The War Office, however, was to a certain extent on the alert and distrusted the optimism of Schreiner and of a high military official who had been for some years in South Africa. Officers were sent to Kimberley to organize a scheme of defence, but having regard to the susceptibility of the Capetown Government it was done secretly and confidentially and Schreiner was outwitted. By October 7 the town, which was under the command of Colonel Kekewich, was secure against a coup de main though not against a vigorous and sustained siege. Little more than an eighth of the garrison was composed of regular troops; the artillery was out of date; rifles and ammunition were deficient. On October 13 Rhodes threw himself into Kimberley and became for better or worse a power in the town. As soon as the siege began the relative value of the chief products of the mines was inverted: water, the most generous gift of nature and hitherto an embarrassment in the workings, became for the time being more valuable than the diamonds.
On October 12 the curtain of the great drama was raised and the first scene presented. It showed the capture of an armoured train on the railway between Kimberley and Mafeking. Kimberley under any circumstances was a prize worth winning. But Kimberley taken with Rhodes as a prisoner of war, the man who had curbed and checked on every side the expansion of the Republics, who had taken Matabeleland on the north and Bechuanaland on the west into the fold of the British Empire, would be more than a prize, would be a triumph. Rhodes metaphorically in chains, and actually paraded as a captive in the streets of Bloemfontein and Pretoria was an alluring prospect.
Great, however, as were the advantages to be gained by the early capture of Kimberley, the object was not pursued with energy and determination.
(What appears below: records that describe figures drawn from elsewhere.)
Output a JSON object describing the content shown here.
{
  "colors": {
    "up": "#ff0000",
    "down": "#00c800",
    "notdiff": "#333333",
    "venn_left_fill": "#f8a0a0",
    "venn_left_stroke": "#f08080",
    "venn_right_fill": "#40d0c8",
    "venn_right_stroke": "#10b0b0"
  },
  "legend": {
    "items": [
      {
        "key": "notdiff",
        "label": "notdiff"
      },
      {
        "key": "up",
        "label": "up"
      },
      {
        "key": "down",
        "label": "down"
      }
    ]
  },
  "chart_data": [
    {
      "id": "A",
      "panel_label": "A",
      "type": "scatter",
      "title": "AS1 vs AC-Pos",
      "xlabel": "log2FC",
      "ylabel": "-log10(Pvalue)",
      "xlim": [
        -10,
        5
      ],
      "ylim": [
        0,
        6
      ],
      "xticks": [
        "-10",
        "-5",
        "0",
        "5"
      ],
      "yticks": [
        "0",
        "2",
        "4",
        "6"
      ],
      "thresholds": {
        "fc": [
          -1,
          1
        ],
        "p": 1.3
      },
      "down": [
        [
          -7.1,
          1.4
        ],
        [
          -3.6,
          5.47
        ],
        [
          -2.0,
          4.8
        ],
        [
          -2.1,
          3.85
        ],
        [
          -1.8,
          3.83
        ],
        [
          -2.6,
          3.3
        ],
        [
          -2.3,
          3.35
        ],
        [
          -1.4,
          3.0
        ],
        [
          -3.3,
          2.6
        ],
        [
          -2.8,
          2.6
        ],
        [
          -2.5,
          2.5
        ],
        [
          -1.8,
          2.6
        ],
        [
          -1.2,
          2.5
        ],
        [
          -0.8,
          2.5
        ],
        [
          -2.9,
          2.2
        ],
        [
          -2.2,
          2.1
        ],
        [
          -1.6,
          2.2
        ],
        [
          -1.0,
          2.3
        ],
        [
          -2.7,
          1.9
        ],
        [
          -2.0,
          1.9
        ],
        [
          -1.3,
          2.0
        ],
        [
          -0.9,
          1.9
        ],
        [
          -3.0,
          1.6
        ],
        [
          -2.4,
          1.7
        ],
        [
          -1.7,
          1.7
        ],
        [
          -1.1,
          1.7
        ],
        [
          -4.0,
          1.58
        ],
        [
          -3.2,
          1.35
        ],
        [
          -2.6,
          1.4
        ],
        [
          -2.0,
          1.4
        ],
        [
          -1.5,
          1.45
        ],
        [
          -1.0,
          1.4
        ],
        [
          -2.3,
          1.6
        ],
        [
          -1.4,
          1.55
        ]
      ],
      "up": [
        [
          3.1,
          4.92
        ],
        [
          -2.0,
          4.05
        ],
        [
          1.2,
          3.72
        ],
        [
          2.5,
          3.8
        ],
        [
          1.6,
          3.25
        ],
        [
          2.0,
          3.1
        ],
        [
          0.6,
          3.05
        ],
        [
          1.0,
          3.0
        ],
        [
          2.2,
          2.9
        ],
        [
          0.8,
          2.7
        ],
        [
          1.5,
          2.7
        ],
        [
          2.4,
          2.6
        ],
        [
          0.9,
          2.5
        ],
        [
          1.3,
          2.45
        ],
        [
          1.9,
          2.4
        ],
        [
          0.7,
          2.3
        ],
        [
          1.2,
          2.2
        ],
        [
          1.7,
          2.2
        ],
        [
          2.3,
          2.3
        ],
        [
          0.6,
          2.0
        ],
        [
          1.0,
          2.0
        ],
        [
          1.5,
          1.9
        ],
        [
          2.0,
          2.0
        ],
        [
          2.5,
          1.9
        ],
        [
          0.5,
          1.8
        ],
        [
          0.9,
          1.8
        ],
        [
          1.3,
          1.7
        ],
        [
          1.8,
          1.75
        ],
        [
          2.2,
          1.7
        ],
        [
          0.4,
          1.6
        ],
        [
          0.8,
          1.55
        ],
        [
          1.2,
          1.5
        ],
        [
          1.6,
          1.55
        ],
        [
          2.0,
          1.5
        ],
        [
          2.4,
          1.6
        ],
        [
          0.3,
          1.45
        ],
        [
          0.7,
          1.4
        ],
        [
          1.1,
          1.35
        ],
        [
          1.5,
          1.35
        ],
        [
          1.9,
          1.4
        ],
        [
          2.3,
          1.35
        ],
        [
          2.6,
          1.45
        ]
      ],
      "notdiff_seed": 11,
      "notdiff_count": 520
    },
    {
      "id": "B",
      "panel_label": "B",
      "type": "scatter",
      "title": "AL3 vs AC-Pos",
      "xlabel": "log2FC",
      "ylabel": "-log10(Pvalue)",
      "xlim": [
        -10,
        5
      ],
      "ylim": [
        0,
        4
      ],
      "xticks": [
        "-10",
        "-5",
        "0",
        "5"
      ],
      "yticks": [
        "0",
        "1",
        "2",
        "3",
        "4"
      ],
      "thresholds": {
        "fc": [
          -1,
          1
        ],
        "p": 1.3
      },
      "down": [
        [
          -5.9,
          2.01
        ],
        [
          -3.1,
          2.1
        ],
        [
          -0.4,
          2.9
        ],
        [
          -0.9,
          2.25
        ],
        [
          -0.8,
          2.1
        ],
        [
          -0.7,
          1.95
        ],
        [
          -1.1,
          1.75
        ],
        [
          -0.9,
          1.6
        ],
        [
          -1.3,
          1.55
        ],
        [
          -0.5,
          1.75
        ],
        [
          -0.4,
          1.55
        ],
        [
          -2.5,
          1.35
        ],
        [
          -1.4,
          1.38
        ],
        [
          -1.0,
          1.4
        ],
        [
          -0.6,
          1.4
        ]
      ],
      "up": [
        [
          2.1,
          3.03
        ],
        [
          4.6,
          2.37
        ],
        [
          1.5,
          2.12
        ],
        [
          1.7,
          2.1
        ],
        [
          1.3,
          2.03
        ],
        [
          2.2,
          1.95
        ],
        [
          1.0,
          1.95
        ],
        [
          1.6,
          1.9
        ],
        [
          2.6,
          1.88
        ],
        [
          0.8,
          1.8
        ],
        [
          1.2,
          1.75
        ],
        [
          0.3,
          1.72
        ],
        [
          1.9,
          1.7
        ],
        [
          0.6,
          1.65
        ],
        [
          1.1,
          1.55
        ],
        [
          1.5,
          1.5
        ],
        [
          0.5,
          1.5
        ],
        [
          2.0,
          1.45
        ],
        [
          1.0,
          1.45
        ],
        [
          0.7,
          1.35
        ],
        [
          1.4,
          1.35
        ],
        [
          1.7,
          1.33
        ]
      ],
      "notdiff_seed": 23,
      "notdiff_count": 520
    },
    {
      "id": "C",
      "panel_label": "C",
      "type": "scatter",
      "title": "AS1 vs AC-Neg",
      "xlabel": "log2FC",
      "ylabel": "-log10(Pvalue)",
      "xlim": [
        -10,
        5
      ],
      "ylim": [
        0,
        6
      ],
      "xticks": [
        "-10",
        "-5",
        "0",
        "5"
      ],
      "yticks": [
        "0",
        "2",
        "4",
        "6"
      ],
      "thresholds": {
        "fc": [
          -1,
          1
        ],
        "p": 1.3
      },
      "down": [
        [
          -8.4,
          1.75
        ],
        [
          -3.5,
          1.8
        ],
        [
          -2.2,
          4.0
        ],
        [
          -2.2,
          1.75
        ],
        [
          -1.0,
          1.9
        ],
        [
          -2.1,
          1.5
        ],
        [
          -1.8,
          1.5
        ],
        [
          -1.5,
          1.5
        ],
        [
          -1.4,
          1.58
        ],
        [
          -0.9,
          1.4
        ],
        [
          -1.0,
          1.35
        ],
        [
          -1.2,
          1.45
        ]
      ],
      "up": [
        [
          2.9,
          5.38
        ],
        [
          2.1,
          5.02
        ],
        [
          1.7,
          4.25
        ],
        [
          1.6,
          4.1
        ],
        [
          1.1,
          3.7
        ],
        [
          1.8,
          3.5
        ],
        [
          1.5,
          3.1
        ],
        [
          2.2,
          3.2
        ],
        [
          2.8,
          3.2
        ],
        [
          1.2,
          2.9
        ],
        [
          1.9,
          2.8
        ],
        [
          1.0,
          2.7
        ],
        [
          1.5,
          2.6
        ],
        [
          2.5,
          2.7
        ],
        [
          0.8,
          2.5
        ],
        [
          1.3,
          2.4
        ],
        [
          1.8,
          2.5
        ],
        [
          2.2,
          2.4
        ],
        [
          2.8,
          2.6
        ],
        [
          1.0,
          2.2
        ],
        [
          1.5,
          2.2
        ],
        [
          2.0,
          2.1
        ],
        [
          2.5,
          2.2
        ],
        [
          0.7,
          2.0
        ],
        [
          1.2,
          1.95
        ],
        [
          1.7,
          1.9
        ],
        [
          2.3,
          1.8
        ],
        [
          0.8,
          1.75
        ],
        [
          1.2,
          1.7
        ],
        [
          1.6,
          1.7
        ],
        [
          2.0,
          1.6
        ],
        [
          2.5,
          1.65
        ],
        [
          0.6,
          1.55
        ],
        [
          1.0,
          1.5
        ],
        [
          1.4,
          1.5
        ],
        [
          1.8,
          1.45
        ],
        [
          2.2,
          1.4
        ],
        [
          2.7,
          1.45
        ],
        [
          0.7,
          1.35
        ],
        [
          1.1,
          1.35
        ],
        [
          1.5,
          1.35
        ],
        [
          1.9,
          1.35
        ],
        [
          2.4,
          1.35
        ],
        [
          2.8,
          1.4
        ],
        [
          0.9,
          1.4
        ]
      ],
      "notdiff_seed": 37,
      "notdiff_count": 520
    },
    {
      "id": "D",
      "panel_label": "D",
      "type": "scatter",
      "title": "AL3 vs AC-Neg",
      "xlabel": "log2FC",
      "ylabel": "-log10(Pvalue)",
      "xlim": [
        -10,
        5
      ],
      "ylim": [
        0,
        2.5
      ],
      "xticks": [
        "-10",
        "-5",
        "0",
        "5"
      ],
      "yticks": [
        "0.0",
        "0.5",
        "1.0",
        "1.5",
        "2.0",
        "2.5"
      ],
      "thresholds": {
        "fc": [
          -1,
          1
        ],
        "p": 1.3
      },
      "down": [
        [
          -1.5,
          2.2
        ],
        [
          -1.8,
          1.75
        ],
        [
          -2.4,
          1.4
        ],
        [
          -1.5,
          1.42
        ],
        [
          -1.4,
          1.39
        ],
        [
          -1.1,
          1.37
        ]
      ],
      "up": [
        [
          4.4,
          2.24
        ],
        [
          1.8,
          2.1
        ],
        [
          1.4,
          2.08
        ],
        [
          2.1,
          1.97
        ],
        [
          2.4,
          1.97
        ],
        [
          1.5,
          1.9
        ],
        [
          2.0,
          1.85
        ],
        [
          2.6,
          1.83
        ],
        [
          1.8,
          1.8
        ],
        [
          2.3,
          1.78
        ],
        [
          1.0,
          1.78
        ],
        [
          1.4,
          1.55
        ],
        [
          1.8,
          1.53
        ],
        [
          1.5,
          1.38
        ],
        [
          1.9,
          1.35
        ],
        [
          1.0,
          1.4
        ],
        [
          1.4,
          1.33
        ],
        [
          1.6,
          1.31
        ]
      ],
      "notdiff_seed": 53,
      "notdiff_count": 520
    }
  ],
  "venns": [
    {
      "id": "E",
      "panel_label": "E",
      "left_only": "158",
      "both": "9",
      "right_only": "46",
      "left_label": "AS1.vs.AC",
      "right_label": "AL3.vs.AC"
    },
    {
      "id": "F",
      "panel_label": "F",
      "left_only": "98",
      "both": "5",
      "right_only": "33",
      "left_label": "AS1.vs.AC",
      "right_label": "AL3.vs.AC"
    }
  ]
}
When the siege began on November 6 the situation was in favour of the attack. The Boers were in possession of the railway from Orange River Station to Mafeking: Kimberley was ill-supplied with the munitions and weapons of war and was defended by a force mainly composed of irregulars; it was encumbered with a large native population; and the civil and military authorities were not working in harmony.
The defence throughout was more active than the attack. Reconnaissances and raids against the enemy’s positions were made with effect; and the bombardment which followed a rejected summons to surrender did little harm. Communication with the outer world was not seriously impeded. Cattle grazed almost with impunity inside the line of investment and several thousands of the natives escaped.